Título: Governo e oposição jogam para a platéia com nova CPI
Autor:
Fonte: Valor Econômico, 12/02/2008, Opinião, p. A12

Governo e oposição chegaram a um acordo ontem para a criação de uma Comissão Parlamentar de Inquérito mista para apurar eventuais irregularidades no uso dos cartões de crédito corporativos. É um sinal de que nada de relevante será apurado ou apurado até o fim. O governo concordou em abrir mão da CPI no Senado, na qual teria controle dos resultados, desde que se investigue as contas do tipo "B", pagas com cheques em conta corrente de servidores designados - elas movimentaram R$ 99,5 milhões em 2007-, e os elevados saques em dinheiro com cartões no período que vai de 1998 até agora. O objetivo é saber o que acontecia com essas despesas também no governo de Fernando Henrique Cardoso.
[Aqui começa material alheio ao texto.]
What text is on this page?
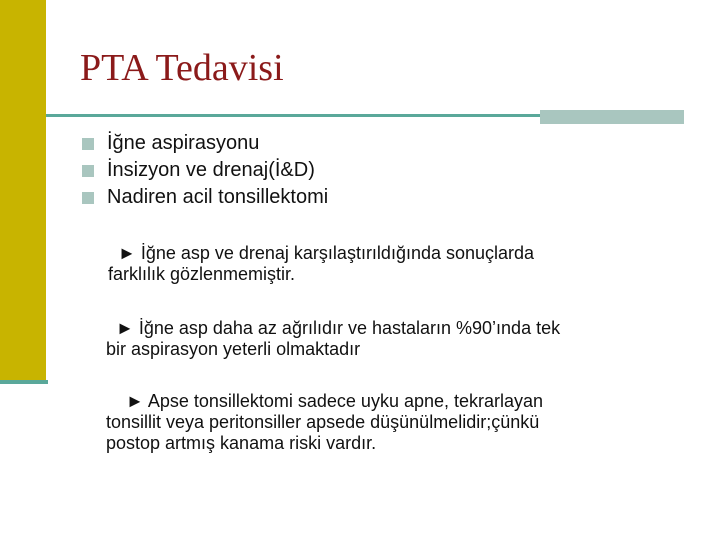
PTA Tedavisi
İğne aspirasyonu
İnsizyon ve drenaj(İ&D)
Nadiren acil tonsillektomi
► İğne asp ve drenaj karşılaştırıldığında sonuçlarda
farklılık gözlenmemiştir.
► İğne asp daha az ağrılıdır ve hastaların %90’ında tek
bir aspirasyon yeterli olmaktadır
► Apse tonsillektomi sadece uyku apne, tekrarlayan
tonsillit veya peritonsiller apsede düşünülmelidir;çünkü
postop artmış kanama riski vardır.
É óbvio que algo está muito errado quando um servidor credenciado chega a usar um cartão do governo para comprar óculos de grife contrabandeado do Paraguai em um camelô por R$ 40. Os óculos são uma gota no oceano de R$ 75,56 milhões de despesas totais com os cartões e esse dinheiro todo é miúdo perto do gasto total anual, superior a R$ 450 bilhões, excluído o pagamento de juros. O que está em jogo não é o valor da nutritiva tapioca de R$ 8, predileta de um ministro, mas, sim, o que anda acontecendo com o dinheiro público e como ele está sendo gasto. Há bons motivos para se acreditar que há abusos e aproveitamento pessoal, quando não coisa pior. As contas cujos rastros são visíveis não são as que mais interessam, apesar de reveladoras. Não há a menor idéia da finalidade de grandes saques em dinheiro vivo.

A julgar pelo passado, governo e oposição jogam para a platéia. Haverá uma enorme perda de tempo para que, no fim das contas - a saber, descobertas irregularidades praticadas por tucanos e ex-pefelistas -, haja um acordo e tudo o que foi investigado seja arquivado. O maior escândalo da administração petista, o do "mensalão", acabou em pizza e os parlamentares envolvidos foram absolvidos, com uma ou outra exceção. Se não se investigou a fundo denúncias que ameaçaram a própria sobrevivência do governo de Lula, não será agora, por tão pouca coisa, que apurações sérias e rigorosas serão feitas.

A ética deixou de ser um princípio do atual governo, assim como não freqüentou a preocupação de seus antecessores. Como não há formas independentes de investigação rápida, com punição tempestiva dos culpados, nem um arranjo institucional que permita ao Estado fazer isso - o que é um espelho da Justiça a que cidadãos comuns estão submetidos no país - , resta o espetáculo das CPIs. Elas podem até expor a corrupção e outras mazelas dos ocupantes de cargos públicos, mas, ao terminarem sem que ninguém seja punido, só acentuam a sensação de absoluta impunidade dos que detêm alguma forma de poder, material ou político. A julgar pelo objeto inicial, como consertos de mesas de sinuca, gastos em free shops, academias etc., já se pode antever um espetáculo deprimente.

O governo, por seu lado, não acredita que deva apurar qualquer coisa. O ministro da Justiça, Tarso Genro, crê que a ministra Matilde Ribeiro, da Secretaria de Promoção da Igualdade Racial, foi vítima de um engano ao ser demitida pelo presidente Lula. Para Tarso, faltou "prática no uso administrativo do cartão". Antes de qualquer apuração, ele disse que não houve "abusos" na utilização dos cartões. ("O Globo", 10 de fevereiro). Além da inapetência para investigação, o governo quer reduzir o seu âmbito. Pelo menos R$ 3,6 milhões foram gastos em 2007 pelo gabinete de Lula e é importante saber como o dinheiro foi gasto. O governo quer oficialmente jogar na penumbra estes gastos, ao classificá-los de sigilosos, em nome da segurança do presidente.

Há hipocrisia das duas partes. Da oposição, quando diz que não há problemas de segurança em se saber quem fornece as iguarias do Planalto - quando é evidente que há. E do governo, que poderia tornar disponíveis as despesas realizadas detalhadamente, sem entrar nos pormenores que, de fato, possam pôr em risco a integridade física do presidente e de seu staff.

Em meio a tudo, salva-se a correção do ministro Jorge Hage, da Controladoria-Geral da União. Para ele há uma grande "zona cinzenta" nas despesas "eventuais" e zero de transparência nas contas tipo B. Com clareza, ele resume o "x" da questão. "É preciso uma distinção clara entre público e privado". É o que sempre faltou.